Benötigt man für die Nutzung von „Mein Gemüsebeet mit GRACAMA“ ein Benutzerkonto oder eine Internetverbindung?
Ob eine Registrierung erforderlich ist und welche Funktionen offline verfügbar sind, hängt von der aktuellen App-Version und der technischen Umsetzung ab. Grundlegende Inhalte können möglicherweise direkt nach der Installation genutzt werden, während Aktualisierungen oder bestimmte Zusatzfunktionen eine Internetverbindung benötigen können. Wer die App im Garten verwenden möchte, sollte deshalb vorab prüfen, ob alle wichtigen Informationen auch ohne stabiles WLAN oder mobiles Netz zugänglich bleiben.
Ist „Mein Gemüsebeet mit GRACAMA“ kostenlos oder entstehen zusätzliche Kosten?
Vor dem Herunterladen sollte man die Angaben im jeweiligen Google-Play-Store oder App-Store genau lesen. Die App kann kostenlos angeboten werden, dennoch sind je nach Version Werbung, optionale Käufe oder kostenpflichtige Zusatzinhalte möglich. Auch Änderungen am Preismodell können später auftreten. Besonders wichtig ist, die Beschreibung, In-App-Käufe und gegebenenfalls die Datenschutz- sowie Abo-Hinweise zu prüfen, bevor man persönliche Zahlungsdaten hinterlegt.
Welche persönlichen Daten verarbeitet „Mein Gemüsebeet mit GRACAMA“?
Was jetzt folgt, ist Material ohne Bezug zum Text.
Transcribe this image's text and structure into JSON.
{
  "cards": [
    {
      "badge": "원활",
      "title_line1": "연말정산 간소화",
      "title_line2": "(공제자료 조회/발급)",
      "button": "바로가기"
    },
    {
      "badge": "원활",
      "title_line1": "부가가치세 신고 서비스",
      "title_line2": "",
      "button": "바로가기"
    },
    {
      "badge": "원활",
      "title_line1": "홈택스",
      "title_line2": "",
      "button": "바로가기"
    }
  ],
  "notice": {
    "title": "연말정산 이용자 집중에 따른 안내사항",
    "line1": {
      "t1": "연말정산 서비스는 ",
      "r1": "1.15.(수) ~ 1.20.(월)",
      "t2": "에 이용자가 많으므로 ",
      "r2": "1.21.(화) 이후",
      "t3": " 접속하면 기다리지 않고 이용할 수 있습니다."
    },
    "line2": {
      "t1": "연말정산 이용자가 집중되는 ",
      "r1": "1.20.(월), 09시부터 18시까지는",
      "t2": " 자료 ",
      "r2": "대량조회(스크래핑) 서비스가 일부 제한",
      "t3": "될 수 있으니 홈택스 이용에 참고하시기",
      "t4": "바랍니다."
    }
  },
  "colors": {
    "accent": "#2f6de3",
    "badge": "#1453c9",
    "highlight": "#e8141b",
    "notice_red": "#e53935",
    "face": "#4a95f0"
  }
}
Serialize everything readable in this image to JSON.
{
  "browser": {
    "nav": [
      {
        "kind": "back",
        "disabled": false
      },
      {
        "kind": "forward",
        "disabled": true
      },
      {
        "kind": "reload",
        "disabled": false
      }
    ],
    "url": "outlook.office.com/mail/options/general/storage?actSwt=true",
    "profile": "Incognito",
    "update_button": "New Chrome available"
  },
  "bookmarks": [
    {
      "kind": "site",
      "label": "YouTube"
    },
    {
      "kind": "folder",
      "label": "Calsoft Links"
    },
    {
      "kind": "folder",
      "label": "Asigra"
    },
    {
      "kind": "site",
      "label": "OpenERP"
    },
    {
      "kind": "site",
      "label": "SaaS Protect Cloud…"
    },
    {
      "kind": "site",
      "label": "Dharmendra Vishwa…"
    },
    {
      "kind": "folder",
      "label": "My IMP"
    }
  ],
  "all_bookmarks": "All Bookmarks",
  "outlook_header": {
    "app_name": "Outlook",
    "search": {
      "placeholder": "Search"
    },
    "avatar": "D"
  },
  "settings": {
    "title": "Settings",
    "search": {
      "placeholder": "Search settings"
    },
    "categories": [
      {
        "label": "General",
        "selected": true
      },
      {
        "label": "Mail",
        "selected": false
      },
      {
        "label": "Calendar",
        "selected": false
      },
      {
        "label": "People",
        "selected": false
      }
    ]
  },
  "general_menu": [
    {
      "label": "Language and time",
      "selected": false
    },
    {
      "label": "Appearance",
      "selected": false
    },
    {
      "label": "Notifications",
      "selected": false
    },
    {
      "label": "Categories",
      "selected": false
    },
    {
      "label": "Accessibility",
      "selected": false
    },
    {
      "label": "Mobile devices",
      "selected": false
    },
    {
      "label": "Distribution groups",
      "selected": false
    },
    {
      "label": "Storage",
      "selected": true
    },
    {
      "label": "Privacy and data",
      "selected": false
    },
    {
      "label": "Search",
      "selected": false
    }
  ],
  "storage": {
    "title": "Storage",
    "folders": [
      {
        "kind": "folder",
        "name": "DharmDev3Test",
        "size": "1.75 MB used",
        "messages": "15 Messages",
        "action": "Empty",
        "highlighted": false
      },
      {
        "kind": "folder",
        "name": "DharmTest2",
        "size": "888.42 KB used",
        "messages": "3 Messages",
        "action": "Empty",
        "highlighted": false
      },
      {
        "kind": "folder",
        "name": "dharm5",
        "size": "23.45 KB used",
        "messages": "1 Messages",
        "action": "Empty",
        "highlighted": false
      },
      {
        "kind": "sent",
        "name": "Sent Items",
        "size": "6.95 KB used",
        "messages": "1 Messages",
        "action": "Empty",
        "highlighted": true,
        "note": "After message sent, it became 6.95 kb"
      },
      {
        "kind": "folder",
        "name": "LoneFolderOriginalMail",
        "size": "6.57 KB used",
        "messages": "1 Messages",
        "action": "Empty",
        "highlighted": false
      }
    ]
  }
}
Die Verarbeitung persönlicher Daten kann je nach Plattform, App-Version und aktivierten Funktionen unterschiedlich ausfallen. Vor der Installation empfiehlt es sich, die Datenschutzerklärung des Entwicklers zu lesen und auf Berechtigungen für Standort, Benachrichtigungen, Speicher oder Netzwerkzugriff zu achten. Nicht jede Berechtigung ist automatisch problematisch, sie sollte aber zur Funktion der App passen. Wer möglichst datensparsam arbeiten möchte, kann unnötige Zugriffe in den Geräteeinstellungen deaktivieren.